Allah ta’ala juga berfirman kepada nabi-Nya yaitu Muhammad shallallahu ‘alaihi wasallam:
وَجَـٰدِلۡهُم بِٱلَّتِی هِیَ أَحۡسَنُ
“Dan berdebatlah dengan mereka dengan cara yang baik.” QS. An-Nahl: 125.
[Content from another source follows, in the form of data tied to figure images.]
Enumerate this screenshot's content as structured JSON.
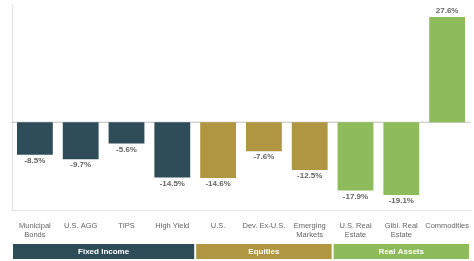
{
  "chart_data": {
    "type": "bar",
    "categories": [
      "Municipal\nBonds",
      "U.S. AGG",
      "TIPS",
      "High Yield",
      "U.S.",
      "Dev. Ex-U.S.",
      "Emerging\nMarkets",
      "U.S. Real\nEstate",
      "Glbl. Real\nEstate",
      "Commodities"
    ],
    "values": [
      -8.5,
      -9.7,
      -5.6,
      -14.5,
      -14.6,
      -7.6,
      -12.5,
      -17.9,
      -19.1,
      27.6
    ],
    "value_labels": [
      "-8.5%",
      "-9.7%",
      "-5.6%",
      "-14.5%",
      "-14.6%",
      "-7.6%",
      "-12.5%",
      "-17.9%",
      "-19.1%",
      "27.6%"
    ],
    "colors": [
      "#2e4d58",
      "#2e4d58",
      "#2e4d58",
      "#2e4d58",
      "#b09640",
      "#b09640",
      "#b09640",
      "#8fbc5a",
      "#8fbc5a",
      "#8fbc5a"
    ],
    "groups": [
      {
        "name": "Fixed Income",
        "color": "#2e4d58"
      },
      {
        "name": "Equities",
        "color": "#b09640"
      },
      {
        "name": "Real Assets",
        "color": "#8fbc5a"
      }
    ],
    "ylim": [
      -23,
      31
    ],
    "grid": false,
    "data_labels": true,
    "tick_labels": "x"
  }
}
4.Menyampaikan atau tabligh (التَّبْلِيْغُ). Rasul itu menyampaikan pesan dari Allah ta’ala sebagaimana disebutkan sebelumnya. Maka apa saja yang diperintahkan oleh Allah ta’ala untuk disampaikan, pasti rasul menyampaikannya apapun topiknya. Jika tidak maka ia adalah orang yang bermaksiat. Sedangkan kemaksiatan itu adalah mustahil baginya. Allah ta’ala berfirman:
یَـٰۤأَیُّهَا ٱلرَّسُولُ بَلِّغۡ مَاۤ أُنزِلَ إِلَیۡكَ مِن رَّبِّكَۖ وَإِن لَّمۡ تَفۡعَلۡ فَمَا بَلَّغۡتَ رِسَالَتَهُۥۚ وَٱللَّهُ یَعۡصِمُكَ مِنَ ٱلنَّاسِ
“Wahai Rasul! Sampaikanlah apa yang diturunkan Tuhanmu kepadamu. Jika tidak engkau lakukan (apa yang diperintahkan itu) berarti engkau tidak menyampaikan amanat-Nya. Dan Allah memelihara engkau dari (gangguan) manusia.” QS. Al-Ma’idah: 67.
Adapun perkara – perkara yang tidak diperintahkan untuk menyampaikannya maka para rasul tidak menyampaikannya. Khususnya jika akal manusia tidak mampu mencernanya seperti perkara – perkara ghaib.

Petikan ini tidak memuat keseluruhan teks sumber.